Potatoes (Patate)
Starchy or waxy potatoes used in Italian cooking for pasta e patate, gnocchi, soups, and oven-roasted dishes. The cheapest vegetable in the Italian repertoire at approximately €0.80/kg.
Nutrition per 100g
| Energy | 77 kcal |
| Protein | 2g |
| Carbohydrates | 17.5g |
| of which sugars | 0.8g |
| Fat | 0.1g |
| Fibre | 2.2g |
| Salt | 0.01g |
Potatoes (Patate)
Potatoes are the cheapest vegetable in the Italian pantry at approximately €0.80/kg.

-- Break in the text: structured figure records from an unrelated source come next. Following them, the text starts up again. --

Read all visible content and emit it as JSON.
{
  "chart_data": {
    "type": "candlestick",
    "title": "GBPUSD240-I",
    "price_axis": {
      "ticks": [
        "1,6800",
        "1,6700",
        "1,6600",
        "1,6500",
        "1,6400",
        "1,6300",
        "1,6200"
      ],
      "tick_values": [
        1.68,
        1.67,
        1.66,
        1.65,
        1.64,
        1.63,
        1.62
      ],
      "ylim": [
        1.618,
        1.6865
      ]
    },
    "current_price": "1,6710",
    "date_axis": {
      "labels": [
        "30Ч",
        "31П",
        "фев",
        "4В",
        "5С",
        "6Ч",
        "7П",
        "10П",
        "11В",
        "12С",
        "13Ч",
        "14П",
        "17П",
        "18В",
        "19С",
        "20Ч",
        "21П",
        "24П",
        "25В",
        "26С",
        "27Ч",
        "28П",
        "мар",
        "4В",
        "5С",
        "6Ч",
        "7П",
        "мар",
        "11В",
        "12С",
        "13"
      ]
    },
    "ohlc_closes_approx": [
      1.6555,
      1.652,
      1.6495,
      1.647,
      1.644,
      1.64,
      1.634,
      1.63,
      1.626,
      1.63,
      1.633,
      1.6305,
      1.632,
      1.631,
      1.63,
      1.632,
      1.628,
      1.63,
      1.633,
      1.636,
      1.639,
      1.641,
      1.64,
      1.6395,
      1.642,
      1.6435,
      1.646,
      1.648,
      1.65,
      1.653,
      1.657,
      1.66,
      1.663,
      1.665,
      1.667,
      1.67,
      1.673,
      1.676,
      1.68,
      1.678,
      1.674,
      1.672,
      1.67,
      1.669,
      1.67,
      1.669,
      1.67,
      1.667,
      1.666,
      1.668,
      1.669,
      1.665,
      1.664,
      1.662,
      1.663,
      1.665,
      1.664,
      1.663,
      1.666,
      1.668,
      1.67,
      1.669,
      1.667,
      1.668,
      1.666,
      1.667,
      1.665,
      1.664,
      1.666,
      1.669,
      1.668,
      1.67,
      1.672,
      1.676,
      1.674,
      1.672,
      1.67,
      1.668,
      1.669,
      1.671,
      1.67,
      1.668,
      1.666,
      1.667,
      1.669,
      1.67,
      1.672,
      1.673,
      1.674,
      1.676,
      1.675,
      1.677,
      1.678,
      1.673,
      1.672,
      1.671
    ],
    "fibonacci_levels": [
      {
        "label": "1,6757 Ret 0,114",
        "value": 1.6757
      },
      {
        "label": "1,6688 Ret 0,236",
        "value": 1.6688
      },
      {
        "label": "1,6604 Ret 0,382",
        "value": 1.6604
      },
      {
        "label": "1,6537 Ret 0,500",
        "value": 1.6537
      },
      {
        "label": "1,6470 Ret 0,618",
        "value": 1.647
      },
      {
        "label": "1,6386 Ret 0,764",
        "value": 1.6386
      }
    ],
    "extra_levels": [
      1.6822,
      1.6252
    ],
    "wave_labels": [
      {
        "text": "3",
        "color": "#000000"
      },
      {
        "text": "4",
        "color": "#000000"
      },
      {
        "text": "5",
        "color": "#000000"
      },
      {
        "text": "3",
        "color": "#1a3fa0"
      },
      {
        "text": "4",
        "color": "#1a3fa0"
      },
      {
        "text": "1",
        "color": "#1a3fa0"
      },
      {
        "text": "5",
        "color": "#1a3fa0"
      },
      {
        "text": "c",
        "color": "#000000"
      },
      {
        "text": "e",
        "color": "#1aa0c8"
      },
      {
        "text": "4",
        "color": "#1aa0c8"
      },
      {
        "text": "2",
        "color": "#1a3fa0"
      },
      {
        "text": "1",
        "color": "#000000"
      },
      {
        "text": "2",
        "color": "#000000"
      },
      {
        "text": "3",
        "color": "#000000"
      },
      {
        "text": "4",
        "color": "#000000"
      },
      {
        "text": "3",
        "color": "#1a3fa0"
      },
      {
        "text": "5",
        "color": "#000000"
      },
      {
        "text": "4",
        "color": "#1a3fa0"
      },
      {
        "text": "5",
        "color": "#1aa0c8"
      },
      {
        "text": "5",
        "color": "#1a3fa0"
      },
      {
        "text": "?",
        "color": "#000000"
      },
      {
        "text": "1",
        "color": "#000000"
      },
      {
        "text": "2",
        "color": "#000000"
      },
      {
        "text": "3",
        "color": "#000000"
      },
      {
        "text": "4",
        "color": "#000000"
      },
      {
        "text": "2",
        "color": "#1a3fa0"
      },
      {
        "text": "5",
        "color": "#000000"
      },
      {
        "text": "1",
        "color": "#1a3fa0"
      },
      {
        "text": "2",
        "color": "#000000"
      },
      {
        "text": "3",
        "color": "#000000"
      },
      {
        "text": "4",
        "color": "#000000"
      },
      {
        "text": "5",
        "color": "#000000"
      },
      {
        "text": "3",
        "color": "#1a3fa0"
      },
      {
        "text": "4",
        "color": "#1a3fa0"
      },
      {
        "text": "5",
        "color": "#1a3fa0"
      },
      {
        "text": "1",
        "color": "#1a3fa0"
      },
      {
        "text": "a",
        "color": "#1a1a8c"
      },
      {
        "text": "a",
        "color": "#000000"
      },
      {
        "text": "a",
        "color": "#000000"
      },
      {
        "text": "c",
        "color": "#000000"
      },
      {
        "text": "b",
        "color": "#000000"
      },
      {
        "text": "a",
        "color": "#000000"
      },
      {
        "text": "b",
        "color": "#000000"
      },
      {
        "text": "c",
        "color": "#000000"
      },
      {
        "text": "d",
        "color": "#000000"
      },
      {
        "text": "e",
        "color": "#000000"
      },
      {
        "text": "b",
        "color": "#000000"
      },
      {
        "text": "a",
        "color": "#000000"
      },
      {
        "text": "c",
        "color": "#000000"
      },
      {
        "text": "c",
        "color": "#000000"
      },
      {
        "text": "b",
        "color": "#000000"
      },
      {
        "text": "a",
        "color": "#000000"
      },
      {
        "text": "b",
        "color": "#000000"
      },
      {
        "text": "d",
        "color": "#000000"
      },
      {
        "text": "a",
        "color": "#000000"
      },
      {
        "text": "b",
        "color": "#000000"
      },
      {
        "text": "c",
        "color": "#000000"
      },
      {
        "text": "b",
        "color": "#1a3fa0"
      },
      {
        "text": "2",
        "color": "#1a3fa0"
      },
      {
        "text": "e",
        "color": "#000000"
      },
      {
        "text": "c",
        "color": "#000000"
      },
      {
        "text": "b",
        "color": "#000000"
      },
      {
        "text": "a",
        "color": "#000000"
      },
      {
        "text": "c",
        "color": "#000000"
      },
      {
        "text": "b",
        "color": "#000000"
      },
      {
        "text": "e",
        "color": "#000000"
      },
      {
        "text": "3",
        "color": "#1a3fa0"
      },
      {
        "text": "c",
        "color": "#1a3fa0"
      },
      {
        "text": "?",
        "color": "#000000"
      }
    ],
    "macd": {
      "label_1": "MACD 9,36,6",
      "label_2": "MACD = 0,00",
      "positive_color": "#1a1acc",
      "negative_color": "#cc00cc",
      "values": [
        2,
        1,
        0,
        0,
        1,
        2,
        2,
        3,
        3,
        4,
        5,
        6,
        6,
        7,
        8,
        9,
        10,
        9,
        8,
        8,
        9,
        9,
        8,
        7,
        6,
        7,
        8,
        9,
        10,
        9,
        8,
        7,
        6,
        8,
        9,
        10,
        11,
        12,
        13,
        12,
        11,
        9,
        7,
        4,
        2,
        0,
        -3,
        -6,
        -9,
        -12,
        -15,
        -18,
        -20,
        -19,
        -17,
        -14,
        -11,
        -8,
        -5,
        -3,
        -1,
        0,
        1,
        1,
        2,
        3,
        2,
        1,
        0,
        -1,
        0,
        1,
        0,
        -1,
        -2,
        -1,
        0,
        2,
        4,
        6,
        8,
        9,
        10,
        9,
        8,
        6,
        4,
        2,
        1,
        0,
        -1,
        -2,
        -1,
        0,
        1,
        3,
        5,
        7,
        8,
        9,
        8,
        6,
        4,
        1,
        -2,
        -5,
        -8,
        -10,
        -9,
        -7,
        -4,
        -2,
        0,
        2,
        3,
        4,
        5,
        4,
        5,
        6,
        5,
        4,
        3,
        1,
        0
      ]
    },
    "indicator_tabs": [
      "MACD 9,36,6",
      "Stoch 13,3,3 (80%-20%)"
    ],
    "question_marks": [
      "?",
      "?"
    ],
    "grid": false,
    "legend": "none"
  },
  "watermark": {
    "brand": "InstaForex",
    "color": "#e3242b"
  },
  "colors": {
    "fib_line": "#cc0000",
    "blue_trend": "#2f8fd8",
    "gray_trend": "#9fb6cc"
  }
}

In southern Italian cooking they appear most famously in pasta e patate — cooked directly in the pasta liquid, where they release starch that thickens the broth into a sauce. In northern traditions they become gnocchi. Across Italy they are oven-roasted with rosemary, added to soups, and used as a stretching ingredient in dishes that need bulk without raising cost.
Varieties and Selection
Italian supermarkets stock two main types: waxy potatoes (patate a pasta gialla — Agria, Monalisa, Sieglinde) and floury potatoes (patate a pasta bianca — varieties used primarily for gnocchi). For pasta e patate, use waxy or all-purpose: they hold their shape during cooking without disintegrating, contributing starch to the liquid while remaining identifiable in the bowl.
Select firm potatoes with no green patches or sprouting. Green patches indicate solanine accumulation and should be cut away entirely.
Culinary Use
In pasta, patate e provola, the potatoes are diced to 2cm and cooked in the same liquid as the pasta. As both cook together, starch from the potato leaches into the water and thickens it progressively — no separate sauce is required. The result is a one-pot dish where the cooking liquid becomes the binder.
Cost Context
At approximately €0.80/kg, potatoes are among the lowest-cost vegetables available. A 400g quantity — enough for one batch of pasta patate e provola — costs €0.32. This makes patate the ingredient that most defines the dish while adding least to its cost: at €0.87/serving, the potatoes contribute less than 10% of total ingredient spend.